Revised, updated, and with a new afterword by the author, this is the definitive edition of Phil Baker’s critically lauded Austin Osman Spare: The Life and Legend of London’s Lost Artist.
Praise
"Phil Baker’s study is a first-rate performance, scrupulously researched, judicious and refreshingly sane… Spare comes to seem a strangely attractive figure: talented, stoical, randy, cantankerous, gentle and a magnificent English eccentric." —The Literary Review
"[Told with] zest and insight... Ever determined to break down the barriers between reality and fantasy, Spare has finally achieved it—not by elaborate psychic exercises, but through biography." —Matthew Sturgis, Times Literary Supplement
"I cannot recommend Austin Osman Spare too highly.
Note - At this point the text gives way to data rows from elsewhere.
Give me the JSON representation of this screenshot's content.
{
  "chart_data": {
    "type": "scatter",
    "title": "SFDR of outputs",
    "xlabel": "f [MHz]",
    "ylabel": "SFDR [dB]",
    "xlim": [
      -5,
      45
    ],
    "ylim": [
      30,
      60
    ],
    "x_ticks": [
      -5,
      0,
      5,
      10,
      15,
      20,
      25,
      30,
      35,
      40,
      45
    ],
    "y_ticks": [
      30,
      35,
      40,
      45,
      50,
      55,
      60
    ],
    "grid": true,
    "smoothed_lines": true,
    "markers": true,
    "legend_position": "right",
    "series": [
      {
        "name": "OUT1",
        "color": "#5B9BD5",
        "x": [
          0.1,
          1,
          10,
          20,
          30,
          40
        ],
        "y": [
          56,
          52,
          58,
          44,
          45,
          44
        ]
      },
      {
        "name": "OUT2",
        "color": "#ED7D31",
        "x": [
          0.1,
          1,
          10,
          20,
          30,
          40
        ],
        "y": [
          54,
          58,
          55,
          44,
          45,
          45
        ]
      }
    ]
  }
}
Phil Baker has done a wonderful job of bringing the complexities and contradictions of Spare’s life to the fore, and in making the London of Spare’s time come to life vividly and richly." —Phil Hine, enfolding.org
"Phil Baker’s book is excellent; it’s the one many Spare enthusiasts such as I had been waiting for." —John Coulthart, London Society Journal
"So many of Spare’s works look like sketches for a masterwork rather than the finished article. Perhaps the finished article was Spare’s life itself, an extraordnary carnival of strange chacters and incidents, some of them semi-mythical. It is as good as a novel." —Reggie Oliver, Wormwood
Author
Phil Baker is a writer based in London. His books include The Devil Is a Gentleman: The Life and Times of Dennis Wheatley and Austin Osman Spare: The Life and Legend of London's Lost Artist (Strange Attractor), called by Alan Moore “little short of marvelous.”